Alle vier Gesprächsteilnehmer wussten von gescheiterten Beziehungen im bürgerlichen Sinne zu berichten. Die beiden Männer wurden von ihren Frauen an die Luft gesetzt, weil sie die Stirn hatten, sich nebenbei eine (oder mehrere) Geliebte zuzulegen. Hermann Haring sucht nun auf experimentelle Weise die Gesellschaft so zu verändern, dass seinen polygamen Bedürfnissen nichts mehr im Wege steht. Seine ZEGG-Kollegin Theresa Heidegger möchte nach dem Ende einer langjährigen festen Beziehung zu einer Frau nun in Beelitz (dort befindet sich das Gelände, auf dem die rund 80 ZEGG-Angehörigen leben) die Vielseitigkeit ihrer sexuellen Orientierung ausleben. Arno Pillwein dagegen sucht die Befreiung von dem, wie er sagte, "vielspermigen Herumvagabundieren des polygamen Wesens Mann". Sein Credo (und darum geht es wohl allen Beteiligten, denn alsbald wird die Frage nach der spirituellen Deutung des Eros thematisiert) findet sich in der Abänderung eines Nietzsche-Zitates, wonach sich das Glück des Mannes nicht in der knappen Formel "ich will" finden lässt, sondern in dem an eine Frau gerichteten Vorsatz "Ich will dich!".

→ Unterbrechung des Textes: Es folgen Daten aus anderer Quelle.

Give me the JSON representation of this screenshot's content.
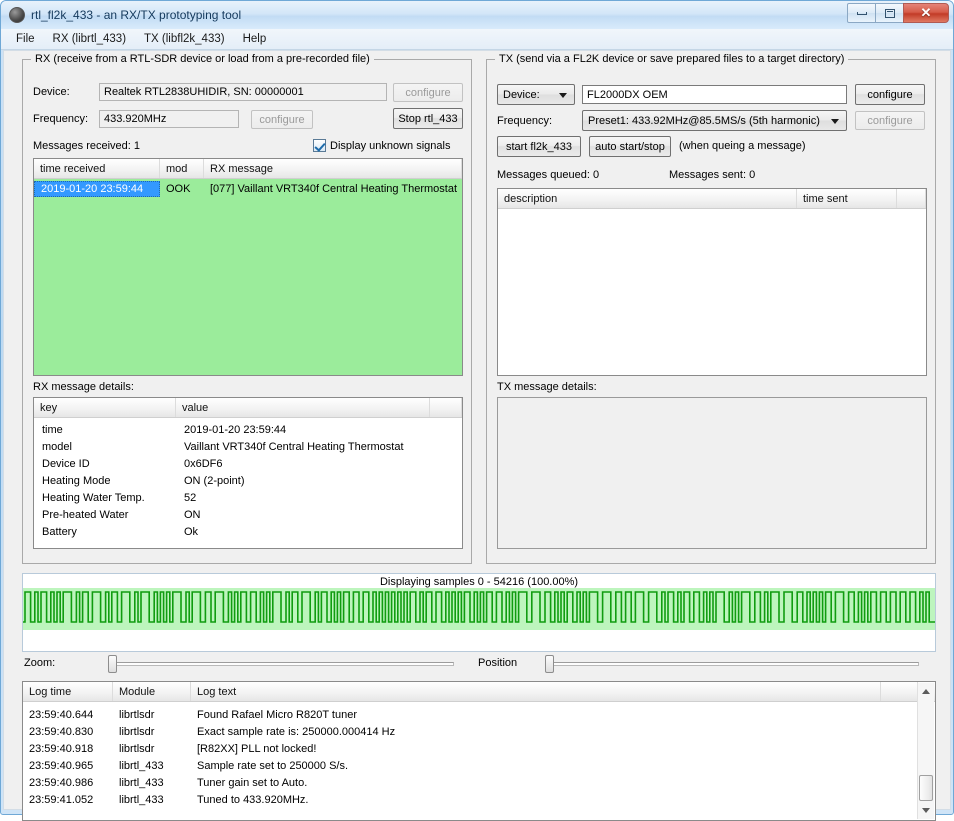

Beide Projekte wollen ihre Erkenntnisse und ihre Glückseligkeit selbstverständlich nicht als eine Art Geheimwissenschaft für sich selbst behalten, sondern sind durchaus bereit, nicht nur, wie am Donnerstagabend im Zentralsaal als Talkrundengäste, an die Öffentlichkeit zu gehen. Nein, sie laden auch ein, an ihrem Gemeinschaftsleben als Gäste im ZEGG oder als Seminarteilnehmer im Aeoni teilzunehmen. Die Preise liegen bei 180 Euro für ein Wochenendseminar bei Aeoni, exklusive Übernachtung. Die ist im Preis für die Teilnahme an einem Sommercamp im ZEGG mit drin, die für acht Tage mit 365 Euro zu Buche schlägt.